An In-depth Look At Male Vs Female German Shepherds
When looking at male vs female german shepherds there are a few things you’re going to need to weigh up. The different sizes, temperament, aggression levels and much more need to be taken into account when deciding which sex to go for.
So let’s start with their size.
The size difference between the two is probably the first thing you’re going to notice. However, it is important to remember these are just averages. Sometimes there are going to be females that are bigger than males, and males that are smaller than females.
- Males grow between 24-26″ in size by the time they reach adulthood.
- They’ll weigh between 65-90lbs.
- Females grow between 22-24″ in size by the time they reach adulthood.
- They’ll normally end up weighing between 50-70lbs
As you can see, male german shepherds are a lot larger and physically more imposing. They are generally more muscular and have a larger head. This makes them ideal for protection as they’re much more physically intimidating.
But females aren’t without their strengths either. While they may not look as physically imposing, they’re still going to do a great job of protecting your family. However, this isn’t where females truly shine.
If you’re interested in dog shows, then a females smaller, lighter size makes them much better suited than males.
So if you’re interested in training, females win. But if you’re interested in protection, males take the lead slightly.
(Have you ever wondered if german shepherds make good guard dogs?)
Next up, we’ll look at who is easier to train. For most people, trainability is one of the most important aspects of their dog. After all, the last thing you need is an unruly pup running your life!
Fortunately, german shepherds are one of the most intelligent breeds, so they’re definitely capable of learning. However, which sex is easier to train?
- Male german shepherds can often try to be dominant. If you’re not assertive enough, then you may end up having a hard time training them.
- However, when trained successfully they’re going to make fantastic guard dogs, protectors, and police dogs.

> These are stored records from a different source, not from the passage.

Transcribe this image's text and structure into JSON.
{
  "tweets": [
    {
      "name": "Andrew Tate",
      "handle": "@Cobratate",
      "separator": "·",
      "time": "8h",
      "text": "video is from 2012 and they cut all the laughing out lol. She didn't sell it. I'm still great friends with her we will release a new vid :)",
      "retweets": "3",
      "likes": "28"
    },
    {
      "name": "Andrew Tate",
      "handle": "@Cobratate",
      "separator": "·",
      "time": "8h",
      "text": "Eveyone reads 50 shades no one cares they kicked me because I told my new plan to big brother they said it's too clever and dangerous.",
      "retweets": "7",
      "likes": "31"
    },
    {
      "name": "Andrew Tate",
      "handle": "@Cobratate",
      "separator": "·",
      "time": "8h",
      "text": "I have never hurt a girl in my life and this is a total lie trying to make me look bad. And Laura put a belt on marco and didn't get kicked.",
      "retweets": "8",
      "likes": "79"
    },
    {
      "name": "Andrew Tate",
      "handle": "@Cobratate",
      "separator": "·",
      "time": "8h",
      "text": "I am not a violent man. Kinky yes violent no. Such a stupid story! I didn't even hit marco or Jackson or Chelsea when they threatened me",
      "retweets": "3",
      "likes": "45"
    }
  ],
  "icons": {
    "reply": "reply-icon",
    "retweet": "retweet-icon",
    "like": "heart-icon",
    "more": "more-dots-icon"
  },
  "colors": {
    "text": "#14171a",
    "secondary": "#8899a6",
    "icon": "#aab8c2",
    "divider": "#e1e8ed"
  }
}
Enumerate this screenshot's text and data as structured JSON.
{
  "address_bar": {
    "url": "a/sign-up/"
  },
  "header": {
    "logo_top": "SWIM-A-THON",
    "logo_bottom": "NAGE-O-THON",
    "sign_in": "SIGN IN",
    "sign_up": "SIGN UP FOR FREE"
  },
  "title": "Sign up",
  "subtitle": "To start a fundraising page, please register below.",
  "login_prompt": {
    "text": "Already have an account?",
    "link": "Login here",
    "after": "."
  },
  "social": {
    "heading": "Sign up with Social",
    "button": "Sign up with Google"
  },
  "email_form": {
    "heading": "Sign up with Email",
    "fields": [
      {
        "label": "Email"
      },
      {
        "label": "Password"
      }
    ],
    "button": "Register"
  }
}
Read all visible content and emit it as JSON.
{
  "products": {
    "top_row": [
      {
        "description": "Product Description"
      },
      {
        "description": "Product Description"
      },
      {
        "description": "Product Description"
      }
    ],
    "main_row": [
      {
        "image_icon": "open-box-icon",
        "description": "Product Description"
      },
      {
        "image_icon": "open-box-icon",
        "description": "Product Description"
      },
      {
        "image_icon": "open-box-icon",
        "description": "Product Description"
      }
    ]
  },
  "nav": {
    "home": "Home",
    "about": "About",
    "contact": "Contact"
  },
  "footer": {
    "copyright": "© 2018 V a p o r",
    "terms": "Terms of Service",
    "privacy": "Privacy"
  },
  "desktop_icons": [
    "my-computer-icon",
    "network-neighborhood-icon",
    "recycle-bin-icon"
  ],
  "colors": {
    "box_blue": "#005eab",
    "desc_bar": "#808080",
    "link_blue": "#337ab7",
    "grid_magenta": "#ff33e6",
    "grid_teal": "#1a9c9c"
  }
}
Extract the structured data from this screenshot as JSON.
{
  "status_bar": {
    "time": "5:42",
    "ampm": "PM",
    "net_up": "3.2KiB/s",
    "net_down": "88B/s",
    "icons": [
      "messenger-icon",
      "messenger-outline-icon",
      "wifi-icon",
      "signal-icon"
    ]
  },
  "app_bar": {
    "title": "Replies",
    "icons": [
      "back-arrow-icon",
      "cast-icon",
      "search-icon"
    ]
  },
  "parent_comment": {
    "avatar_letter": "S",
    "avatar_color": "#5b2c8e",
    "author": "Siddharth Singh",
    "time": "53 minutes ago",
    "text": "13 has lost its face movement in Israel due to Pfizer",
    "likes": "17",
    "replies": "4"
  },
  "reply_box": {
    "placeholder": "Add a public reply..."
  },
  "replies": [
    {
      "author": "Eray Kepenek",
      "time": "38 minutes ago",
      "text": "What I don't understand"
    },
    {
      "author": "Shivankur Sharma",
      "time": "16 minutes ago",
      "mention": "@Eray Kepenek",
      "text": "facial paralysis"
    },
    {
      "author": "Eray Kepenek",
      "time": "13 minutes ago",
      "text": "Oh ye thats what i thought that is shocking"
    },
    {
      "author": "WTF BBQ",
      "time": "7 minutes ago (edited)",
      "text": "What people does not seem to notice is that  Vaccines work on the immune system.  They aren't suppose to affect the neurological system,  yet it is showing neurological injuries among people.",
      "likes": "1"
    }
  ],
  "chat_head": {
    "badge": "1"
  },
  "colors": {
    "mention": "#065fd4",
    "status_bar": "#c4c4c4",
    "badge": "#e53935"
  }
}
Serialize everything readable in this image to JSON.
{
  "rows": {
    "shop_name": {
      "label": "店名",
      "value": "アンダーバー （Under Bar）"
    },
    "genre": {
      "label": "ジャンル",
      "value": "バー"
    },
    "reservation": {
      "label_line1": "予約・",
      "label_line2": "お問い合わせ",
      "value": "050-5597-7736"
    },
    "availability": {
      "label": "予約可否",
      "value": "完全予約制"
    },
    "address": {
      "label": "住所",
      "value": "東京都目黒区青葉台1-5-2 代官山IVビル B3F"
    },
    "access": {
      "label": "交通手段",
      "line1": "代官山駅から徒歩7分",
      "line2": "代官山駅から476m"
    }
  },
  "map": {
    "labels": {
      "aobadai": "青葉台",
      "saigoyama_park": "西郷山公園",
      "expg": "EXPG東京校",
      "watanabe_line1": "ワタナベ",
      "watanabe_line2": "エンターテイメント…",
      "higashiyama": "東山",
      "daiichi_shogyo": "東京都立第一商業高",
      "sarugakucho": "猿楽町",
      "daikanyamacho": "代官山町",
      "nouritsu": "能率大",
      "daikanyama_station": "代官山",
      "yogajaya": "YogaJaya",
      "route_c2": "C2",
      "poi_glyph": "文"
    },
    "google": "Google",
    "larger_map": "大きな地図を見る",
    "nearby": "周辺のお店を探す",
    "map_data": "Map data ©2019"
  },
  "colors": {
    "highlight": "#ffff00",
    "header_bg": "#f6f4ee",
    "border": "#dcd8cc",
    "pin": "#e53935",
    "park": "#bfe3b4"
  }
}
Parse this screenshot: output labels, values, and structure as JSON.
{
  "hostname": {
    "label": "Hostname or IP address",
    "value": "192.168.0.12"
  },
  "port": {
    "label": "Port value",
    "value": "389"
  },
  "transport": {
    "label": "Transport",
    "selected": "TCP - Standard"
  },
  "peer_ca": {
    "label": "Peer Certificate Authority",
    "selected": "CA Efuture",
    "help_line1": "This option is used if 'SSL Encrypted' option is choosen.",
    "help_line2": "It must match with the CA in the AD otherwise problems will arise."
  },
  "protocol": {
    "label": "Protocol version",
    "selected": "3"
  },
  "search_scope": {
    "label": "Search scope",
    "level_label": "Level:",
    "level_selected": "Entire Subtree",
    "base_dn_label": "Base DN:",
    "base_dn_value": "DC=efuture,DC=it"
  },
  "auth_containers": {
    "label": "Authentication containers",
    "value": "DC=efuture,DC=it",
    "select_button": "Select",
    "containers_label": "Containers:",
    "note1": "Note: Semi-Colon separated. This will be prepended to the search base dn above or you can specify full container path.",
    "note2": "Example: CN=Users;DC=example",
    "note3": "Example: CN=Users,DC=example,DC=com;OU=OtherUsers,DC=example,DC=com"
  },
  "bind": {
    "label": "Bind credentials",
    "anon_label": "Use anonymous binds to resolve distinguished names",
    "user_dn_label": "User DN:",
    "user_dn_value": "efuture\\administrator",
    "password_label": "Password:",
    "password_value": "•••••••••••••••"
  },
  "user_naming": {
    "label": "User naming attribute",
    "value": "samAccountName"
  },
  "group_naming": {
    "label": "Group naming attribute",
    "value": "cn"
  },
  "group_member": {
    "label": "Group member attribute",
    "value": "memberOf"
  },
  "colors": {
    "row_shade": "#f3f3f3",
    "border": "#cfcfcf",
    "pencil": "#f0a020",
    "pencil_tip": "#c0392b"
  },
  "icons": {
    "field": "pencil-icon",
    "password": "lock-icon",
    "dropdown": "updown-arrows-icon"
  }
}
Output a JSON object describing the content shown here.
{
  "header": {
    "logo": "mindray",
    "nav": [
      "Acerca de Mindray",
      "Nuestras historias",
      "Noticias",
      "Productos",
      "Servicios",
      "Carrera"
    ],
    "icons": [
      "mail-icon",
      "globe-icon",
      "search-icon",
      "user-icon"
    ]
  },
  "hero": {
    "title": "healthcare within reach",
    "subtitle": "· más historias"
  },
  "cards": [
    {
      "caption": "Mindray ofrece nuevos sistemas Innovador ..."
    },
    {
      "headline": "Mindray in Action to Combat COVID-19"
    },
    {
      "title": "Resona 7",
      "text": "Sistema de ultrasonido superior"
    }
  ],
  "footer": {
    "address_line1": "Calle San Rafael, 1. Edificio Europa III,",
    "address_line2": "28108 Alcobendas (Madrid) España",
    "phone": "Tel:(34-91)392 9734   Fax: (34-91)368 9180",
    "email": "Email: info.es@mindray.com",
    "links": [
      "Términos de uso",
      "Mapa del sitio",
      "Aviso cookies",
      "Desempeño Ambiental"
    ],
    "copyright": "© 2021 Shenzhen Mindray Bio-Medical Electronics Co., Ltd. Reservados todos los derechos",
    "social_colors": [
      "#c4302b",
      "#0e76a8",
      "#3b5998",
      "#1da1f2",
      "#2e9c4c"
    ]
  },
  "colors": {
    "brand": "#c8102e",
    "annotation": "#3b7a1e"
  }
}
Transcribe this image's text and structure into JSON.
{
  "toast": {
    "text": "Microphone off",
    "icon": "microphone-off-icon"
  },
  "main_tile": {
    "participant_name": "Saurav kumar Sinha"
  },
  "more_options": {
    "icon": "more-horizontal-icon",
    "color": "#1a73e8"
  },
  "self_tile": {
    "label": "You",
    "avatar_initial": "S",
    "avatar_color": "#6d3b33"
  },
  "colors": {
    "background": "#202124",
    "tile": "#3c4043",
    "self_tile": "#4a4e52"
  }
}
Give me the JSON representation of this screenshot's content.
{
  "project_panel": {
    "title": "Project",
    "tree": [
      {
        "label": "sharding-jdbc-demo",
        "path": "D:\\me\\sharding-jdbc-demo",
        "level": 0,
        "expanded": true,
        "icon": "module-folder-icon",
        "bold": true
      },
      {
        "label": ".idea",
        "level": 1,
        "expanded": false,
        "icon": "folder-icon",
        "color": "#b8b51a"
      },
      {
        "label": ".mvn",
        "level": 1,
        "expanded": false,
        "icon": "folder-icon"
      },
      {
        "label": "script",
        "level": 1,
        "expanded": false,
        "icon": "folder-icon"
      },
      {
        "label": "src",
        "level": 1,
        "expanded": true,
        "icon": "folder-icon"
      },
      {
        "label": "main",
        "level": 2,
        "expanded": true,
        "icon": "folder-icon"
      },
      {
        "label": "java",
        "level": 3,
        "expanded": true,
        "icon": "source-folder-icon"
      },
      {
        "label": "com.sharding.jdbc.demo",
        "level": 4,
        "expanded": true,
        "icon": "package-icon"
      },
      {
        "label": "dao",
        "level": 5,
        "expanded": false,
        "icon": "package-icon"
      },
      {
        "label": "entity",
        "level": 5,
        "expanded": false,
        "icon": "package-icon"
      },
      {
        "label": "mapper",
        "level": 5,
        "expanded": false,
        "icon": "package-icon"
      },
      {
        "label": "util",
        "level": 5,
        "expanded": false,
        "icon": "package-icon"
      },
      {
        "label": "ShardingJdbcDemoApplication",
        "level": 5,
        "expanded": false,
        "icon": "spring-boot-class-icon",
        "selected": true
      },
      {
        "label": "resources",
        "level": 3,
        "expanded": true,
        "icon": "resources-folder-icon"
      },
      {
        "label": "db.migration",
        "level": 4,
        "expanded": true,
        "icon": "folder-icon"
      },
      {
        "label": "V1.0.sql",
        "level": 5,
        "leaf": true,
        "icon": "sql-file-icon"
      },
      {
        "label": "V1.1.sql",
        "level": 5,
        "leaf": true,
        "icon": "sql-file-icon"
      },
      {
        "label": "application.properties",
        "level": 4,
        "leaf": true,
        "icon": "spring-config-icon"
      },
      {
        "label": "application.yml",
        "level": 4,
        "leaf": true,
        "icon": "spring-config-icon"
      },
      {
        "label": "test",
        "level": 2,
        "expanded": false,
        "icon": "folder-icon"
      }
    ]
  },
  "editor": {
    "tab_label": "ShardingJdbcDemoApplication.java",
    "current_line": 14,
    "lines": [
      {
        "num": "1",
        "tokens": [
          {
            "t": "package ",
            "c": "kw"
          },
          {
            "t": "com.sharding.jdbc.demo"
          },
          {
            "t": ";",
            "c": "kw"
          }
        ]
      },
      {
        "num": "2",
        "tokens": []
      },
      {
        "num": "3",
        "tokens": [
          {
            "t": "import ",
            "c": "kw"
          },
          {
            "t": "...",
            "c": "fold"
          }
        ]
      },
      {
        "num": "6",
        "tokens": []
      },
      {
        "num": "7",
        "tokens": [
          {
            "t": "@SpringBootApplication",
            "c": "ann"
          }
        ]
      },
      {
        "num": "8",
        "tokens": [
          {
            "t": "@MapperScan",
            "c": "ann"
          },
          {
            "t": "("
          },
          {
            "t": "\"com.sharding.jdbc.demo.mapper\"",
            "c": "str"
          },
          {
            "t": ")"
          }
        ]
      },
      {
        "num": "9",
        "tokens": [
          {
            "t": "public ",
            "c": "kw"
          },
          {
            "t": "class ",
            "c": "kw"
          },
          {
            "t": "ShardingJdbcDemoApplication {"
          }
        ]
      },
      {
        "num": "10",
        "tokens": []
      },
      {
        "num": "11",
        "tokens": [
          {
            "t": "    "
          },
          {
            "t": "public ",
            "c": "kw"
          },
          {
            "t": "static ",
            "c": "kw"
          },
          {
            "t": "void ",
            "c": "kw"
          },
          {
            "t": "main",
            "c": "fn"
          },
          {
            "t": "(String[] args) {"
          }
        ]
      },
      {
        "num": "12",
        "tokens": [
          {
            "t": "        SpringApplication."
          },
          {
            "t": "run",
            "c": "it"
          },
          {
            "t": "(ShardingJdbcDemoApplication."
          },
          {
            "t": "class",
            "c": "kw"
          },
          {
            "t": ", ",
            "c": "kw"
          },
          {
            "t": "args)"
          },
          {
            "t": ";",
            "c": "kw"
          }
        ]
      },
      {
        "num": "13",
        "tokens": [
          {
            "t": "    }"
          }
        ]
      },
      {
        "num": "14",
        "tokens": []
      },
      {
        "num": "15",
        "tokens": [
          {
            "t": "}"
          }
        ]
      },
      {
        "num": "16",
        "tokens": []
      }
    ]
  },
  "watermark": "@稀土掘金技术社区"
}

- They can also become distracted easier than females can, especially when they can smell a female in heat.
- Female german shepherds mature much earlier than males. This means they’re going to be easier to train, and have a competitive edge over males.
- When a female german shepherd is in heat, however, they can be difficult to train, especially if other dogs are around.
- Once again, their small size combined with their early maturity levels means they’re great to train as agility dogs or show dogs.
So when it comes to training, female german shepherds are a lot easier to train as they learn quicker. The only time you may have a hard time training them is when they’re in heat.
On the other hand, due to their larger size, if you want to train your german shepherd to protect you, then a male is still better to train because of their size.
But if you’re interested in a show dog or agility dogs, then females are your best bet.
This is one of the most important factors to look at, and obviously, it’s the one with the most information. When you’re choosing your german shepherd, the temperament they have will be a large factor in whether they’re the right fit for your family.
Here are the general temperaments of males and females. However, remember, this isn’t always the case and sometimes the temperaments can be the other way round.
- Males are much prouder and have a more dominant personality. If you don’t show strong leadership, they’re more likely to try and become the leader.
- They also tend to be more aloof and wary of strangers. Unlike other dogs who will jump at the chance to meet new strangers, male german shepherds often hold back a little bit.
- Male german shepherds tend to be more protective over areas and items. They urinate to mark their territory, and can often bark and growl if they think someone or something is in their territory.
- Often times, they’ll bond with one person have an extremely strong connection with them. This is normally the person that feeds, trains and walks them. (This doesn’t mean they won’t love your family though.)
- Females are more friendly and have a much more gentle personality. While they can still try to seek dominance, it doesn’t occur as often as it does with males.
- They also tend to be friendlier towards strangers.
- While they’re not as protective and territorial over places and items, they are protective over people, especially their family. So if you want your german shepherd to look after your whole family, then females are generally better.
- They’ll also love your whole family. While they still tend to bond strongly with one person (The person who takes care of them), it’s not nearly as strong as with males.
- Females tend to be friendlier towards children as well.
- However, unless spayed, you can expect a female to come into heat twice a year.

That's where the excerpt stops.